Нервы у немцев не выдерживали. Едва слышался самолет, они бросались кто куда. Штурмовики летали над самой землей и безнаказанно работали, словно поля ядохимикатами обрабатывали.
Опять артиллеристов поднял связной, опять они выехали в Пущу-Водицу. Вездеходы, которые уцелели, двинулись от школы. В полдень на огороде другие артиллеристы установили орудие и принялись палить через насыпь. Они стреляли так часто, словно перевыполняли план, но позорно разбегались при звуке самолета. Я не выдавал себя, только в щель наблюдал: как они заряжают, лязгают затвором, как отлетают звонкие золотистые гильзы. Думал: ладно, вот смоетесь, уж эти гильзы все мои будут.
Стрельба этого орудия, как и других, беспокоила меня уже не больше, чем шум трамвая. Когда летала «черная смерть», было хуже, но я исправно куда-нибудь кидался, потом вылезал, определял новые воронки и удивлялся, что хата все цела и цела.

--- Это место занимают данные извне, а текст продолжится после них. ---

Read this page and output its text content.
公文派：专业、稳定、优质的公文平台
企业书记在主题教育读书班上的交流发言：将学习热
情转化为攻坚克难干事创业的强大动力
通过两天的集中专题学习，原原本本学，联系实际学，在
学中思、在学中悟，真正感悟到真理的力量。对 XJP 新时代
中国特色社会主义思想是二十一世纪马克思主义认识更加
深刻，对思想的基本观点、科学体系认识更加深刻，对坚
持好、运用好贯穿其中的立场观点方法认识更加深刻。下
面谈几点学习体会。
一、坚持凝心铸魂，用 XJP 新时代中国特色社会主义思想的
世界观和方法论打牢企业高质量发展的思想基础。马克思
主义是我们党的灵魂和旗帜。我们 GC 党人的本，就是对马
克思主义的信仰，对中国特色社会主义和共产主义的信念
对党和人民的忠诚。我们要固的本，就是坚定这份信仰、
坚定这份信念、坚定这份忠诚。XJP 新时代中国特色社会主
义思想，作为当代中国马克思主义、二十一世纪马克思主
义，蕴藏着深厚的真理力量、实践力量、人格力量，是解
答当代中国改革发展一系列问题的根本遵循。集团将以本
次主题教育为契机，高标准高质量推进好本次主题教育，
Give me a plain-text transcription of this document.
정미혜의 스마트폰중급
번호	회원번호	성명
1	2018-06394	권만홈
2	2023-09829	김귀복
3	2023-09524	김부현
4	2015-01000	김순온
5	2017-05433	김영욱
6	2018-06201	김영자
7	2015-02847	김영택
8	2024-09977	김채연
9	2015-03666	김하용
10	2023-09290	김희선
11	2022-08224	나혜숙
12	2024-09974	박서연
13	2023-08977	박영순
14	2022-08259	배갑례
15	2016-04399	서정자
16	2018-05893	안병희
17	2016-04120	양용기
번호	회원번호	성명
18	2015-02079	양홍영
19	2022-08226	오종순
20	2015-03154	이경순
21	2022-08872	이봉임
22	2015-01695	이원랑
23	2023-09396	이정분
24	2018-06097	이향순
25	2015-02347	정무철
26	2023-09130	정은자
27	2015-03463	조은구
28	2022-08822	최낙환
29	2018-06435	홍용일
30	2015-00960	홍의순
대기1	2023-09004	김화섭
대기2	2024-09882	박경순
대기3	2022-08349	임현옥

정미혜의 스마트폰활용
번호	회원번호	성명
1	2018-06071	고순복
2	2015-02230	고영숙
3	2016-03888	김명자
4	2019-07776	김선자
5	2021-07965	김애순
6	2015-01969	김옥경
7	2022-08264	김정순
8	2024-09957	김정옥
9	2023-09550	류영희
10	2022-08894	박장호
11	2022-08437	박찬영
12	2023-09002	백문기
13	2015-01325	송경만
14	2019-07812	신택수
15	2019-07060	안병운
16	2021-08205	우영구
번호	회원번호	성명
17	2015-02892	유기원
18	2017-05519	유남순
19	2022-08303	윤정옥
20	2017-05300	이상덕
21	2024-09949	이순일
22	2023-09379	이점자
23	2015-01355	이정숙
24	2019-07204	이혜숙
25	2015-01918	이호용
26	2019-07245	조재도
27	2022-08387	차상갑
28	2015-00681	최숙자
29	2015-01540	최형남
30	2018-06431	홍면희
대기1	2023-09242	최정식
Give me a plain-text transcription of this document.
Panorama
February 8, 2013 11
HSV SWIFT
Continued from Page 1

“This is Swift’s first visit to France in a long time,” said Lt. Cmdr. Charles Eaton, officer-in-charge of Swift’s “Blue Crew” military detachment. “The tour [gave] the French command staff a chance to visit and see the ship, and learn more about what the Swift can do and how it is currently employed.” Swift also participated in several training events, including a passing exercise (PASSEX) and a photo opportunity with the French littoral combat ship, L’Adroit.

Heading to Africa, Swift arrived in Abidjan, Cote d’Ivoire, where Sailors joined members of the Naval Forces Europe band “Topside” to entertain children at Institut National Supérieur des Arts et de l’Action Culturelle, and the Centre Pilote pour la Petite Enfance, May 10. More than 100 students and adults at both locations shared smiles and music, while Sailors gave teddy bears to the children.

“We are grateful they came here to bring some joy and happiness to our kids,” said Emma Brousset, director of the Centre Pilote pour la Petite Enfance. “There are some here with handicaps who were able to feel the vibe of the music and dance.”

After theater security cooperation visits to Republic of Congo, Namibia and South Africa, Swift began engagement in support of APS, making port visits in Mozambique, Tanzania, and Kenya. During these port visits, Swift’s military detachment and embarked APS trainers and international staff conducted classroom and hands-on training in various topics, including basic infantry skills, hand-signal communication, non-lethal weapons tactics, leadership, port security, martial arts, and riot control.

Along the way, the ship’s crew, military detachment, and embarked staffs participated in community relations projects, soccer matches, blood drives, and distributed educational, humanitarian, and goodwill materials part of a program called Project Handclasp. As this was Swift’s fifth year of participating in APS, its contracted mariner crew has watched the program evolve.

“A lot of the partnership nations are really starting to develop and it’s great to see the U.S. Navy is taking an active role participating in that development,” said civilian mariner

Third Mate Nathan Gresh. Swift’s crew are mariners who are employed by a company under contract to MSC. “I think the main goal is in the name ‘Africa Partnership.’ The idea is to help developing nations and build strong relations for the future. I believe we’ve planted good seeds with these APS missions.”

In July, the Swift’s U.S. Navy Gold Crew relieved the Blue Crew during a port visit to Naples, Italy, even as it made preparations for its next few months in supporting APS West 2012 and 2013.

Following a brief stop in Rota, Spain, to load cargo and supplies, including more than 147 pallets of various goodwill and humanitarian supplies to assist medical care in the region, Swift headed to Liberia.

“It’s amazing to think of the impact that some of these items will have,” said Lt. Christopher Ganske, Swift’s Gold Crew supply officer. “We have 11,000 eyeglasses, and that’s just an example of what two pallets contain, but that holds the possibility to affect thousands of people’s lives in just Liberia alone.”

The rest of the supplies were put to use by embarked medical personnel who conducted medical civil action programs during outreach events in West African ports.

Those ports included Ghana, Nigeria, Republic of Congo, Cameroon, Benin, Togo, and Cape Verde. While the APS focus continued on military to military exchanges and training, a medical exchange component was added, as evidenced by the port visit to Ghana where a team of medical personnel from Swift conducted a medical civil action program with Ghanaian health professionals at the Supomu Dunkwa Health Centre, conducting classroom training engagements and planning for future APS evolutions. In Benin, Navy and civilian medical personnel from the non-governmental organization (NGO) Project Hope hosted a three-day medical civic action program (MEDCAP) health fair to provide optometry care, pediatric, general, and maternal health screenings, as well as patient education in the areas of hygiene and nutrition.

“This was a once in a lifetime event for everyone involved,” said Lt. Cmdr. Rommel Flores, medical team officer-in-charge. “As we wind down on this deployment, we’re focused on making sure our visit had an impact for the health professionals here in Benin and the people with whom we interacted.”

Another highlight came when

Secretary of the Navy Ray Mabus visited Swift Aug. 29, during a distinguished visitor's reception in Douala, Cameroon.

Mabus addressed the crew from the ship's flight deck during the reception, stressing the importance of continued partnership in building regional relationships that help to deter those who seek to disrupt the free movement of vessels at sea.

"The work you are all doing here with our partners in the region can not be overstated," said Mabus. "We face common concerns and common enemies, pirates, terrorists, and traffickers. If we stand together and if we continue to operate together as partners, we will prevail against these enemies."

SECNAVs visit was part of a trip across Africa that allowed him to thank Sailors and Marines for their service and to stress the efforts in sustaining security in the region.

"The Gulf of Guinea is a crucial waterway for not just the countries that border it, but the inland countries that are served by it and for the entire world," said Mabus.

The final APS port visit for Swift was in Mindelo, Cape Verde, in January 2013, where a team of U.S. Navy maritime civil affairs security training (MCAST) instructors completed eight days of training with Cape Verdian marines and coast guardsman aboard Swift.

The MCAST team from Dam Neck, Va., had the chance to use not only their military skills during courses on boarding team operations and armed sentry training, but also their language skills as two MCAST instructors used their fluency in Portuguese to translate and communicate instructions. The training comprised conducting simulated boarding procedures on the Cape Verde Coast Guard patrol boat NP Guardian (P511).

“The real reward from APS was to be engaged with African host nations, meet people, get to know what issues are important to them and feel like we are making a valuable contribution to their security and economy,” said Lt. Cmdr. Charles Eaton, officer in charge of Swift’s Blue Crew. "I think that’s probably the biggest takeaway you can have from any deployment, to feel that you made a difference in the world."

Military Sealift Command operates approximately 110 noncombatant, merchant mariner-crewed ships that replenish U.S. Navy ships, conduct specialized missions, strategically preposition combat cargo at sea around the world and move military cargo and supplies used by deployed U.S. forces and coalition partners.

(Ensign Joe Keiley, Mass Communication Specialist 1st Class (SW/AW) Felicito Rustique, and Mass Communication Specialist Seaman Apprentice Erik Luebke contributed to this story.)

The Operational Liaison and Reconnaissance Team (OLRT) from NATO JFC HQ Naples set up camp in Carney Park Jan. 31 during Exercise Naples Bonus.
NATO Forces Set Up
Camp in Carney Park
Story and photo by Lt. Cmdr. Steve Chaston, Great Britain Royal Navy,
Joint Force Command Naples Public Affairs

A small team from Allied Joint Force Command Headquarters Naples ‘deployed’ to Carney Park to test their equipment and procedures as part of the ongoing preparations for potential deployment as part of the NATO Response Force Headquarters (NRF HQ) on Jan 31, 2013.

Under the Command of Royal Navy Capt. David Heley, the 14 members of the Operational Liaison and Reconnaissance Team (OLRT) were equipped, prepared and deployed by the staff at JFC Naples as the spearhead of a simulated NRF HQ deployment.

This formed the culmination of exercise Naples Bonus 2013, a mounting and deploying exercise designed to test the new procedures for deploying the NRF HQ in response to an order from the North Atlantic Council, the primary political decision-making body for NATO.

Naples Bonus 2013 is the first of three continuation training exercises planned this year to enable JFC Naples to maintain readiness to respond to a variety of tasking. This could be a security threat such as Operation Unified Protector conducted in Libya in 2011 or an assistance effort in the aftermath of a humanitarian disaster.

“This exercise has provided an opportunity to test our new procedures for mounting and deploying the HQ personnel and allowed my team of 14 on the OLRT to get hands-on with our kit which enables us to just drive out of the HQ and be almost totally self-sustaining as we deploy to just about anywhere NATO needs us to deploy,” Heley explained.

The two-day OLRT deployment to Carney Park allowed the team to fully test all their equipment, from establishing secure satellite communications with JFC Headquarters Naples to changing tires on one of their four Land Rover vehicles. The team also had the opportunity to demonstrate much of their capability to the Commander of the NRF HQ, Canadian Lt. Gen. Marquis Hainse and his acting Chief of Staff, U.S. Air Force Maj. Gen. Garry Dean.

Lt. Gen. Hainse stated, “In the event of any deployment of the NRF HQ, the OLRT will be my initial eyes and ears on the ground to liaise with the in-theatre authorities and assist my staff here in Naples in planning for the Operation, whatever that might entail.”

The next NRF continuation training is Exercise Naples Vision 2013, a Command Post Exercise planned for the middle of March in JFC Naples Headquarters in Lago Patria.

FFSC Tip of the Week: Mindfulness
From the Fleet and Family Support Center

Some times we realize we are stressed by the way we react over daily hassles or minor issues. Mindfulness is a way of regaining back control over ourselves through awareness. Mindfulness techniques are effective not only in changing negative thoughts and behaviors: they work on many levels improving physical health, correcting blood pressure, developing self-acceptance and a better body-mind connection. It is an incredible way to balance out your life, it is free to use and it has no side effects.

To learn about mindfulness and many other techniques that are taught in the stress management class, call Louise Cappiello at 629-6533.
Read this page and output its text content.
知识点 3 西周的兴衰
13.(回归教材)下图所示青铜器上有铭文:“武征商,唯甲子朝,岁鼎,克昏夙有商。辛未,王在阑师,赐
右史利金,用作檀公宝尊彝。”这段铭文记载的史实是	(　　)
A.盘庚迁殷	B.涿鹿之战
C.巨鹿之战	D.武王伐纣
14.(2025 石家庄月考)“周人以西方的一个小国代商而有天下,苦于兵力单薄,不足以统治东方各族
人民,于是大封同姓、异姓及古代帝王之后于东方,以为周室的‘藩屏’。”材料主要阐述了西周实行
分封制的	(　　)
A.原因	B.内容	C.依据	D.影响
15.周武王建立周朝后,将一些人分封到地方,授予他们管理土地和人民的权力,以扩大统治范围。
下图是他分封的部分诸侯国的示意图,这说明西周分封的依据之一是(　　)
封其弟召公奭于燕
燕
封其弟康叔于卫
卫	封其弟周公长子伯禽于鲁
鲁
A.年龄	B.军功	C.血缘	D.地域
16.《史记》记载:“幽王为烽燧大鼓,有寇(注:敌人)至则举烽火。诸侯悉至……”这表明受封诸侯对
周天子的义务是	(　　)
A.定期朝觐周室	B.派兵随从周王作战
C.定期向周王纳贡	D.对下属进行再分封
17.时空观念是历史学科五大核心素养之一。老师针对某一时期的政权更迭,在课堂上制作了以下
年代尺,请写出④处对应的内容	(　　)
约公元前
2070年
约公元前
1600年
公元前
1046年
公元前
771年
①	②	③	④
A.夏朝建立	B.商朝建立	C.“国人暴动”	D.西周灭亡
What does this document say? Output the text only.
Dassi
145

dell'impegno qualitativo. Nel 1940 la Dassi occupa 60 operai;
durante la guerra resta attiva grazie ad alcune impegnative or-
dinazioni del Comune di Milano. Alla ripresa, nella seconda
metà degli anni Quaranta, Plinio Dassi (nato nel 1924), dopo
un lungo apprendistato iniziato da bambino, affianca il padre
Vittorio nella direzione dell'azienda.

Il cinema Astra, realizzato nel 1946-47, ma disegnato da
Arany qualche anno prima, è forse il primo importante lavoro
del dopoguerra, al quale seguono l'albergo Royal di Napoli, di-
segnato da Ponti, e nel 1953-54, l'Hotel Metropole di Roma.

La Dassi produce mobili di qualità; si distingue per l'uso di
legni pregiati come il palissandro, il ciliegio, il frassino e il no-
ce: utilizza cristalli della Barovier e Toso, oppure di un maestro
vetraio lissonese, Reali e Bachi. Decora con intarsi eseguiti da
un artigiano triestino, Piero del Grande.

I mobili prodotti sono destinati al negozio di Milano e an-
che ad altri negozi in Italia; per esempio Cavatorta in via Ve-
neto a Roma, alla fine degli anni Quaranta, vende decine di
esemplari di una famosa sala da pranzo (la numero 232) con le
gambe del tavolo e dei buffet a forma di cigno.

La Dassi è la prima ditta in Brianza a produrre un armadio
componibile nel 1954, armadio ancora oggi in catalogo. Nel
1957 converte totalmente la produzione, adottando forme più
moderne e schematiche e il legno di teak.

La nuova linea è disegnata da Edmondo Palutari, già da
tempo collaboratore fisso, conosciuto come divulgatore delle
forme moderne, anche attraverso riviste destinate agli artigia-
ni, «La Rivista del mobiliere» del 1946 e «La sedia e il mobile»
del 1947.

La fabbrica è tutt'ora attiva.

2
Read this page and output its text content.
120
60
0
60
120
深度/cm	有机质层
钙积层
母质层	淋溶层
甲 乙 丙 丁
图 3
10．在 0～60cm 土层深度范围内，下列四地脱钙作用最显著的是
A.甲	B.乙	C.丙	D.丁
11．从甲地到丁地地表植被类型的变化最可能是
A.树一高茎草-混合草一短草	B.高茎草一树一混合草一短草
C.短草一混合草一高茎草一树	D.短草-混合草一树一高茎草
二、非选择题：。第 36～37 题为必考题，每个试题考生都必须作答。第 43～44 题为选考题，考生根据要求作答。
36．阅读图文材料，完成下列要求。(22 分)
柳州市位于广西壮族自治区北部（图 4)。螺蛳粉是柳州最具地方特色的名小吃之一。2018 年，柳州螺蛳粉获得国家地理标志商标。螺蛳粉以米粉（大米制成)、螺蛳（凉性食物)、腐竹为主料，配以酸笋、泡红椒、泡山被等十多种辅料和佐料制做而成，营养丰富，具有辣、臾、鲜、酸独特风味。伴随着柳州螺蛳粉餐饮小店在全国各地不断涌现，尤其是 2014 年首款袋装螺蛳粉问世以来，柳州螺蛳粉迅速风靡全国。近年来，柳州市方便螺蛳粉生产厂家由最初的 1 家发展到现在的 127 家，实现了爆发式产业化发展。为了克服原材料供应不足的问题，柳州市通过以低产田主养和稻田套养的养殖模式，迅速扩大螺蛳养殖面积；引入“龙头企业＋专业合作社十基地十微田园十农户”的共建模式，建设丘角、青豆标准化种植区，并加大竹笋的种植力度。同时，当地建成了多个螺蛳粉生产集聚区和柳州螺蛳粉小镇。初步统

Я обнаружил кота Тита в сарае, совершенно игнорирующего войну, взял его, сонного, в охапку, отнес в окоп, устроил там на мешке – он мирно спал себе, даже ухом не ведя при разрывах.
Мать меня не точила: мол не вылезай да не выглядывай, и потом она совсем растерялась. Откуда знать, где тебя шарахнет: шарахало всюду. Я в окоп бегу, а она навстречу из окопа в хату, смех и горе, одна надежда на удачу. Это настолько в нее въелось, что и потом, когда я отчаянно бродил среди минных полей, занимался разрядкой бомб и взрывами, она не ругала меня, перестала запрещать. От жизни, постоянно насыщенной страхом, в ней словно что-то сломалось. Она почти не видела в жизни другого. Только один я у нее был, она так беспокоилась обо мне прежде, так переживала, а поводам все не было конца, – что это перешло в противоположность, иначе обыкновенной душе не выдержать.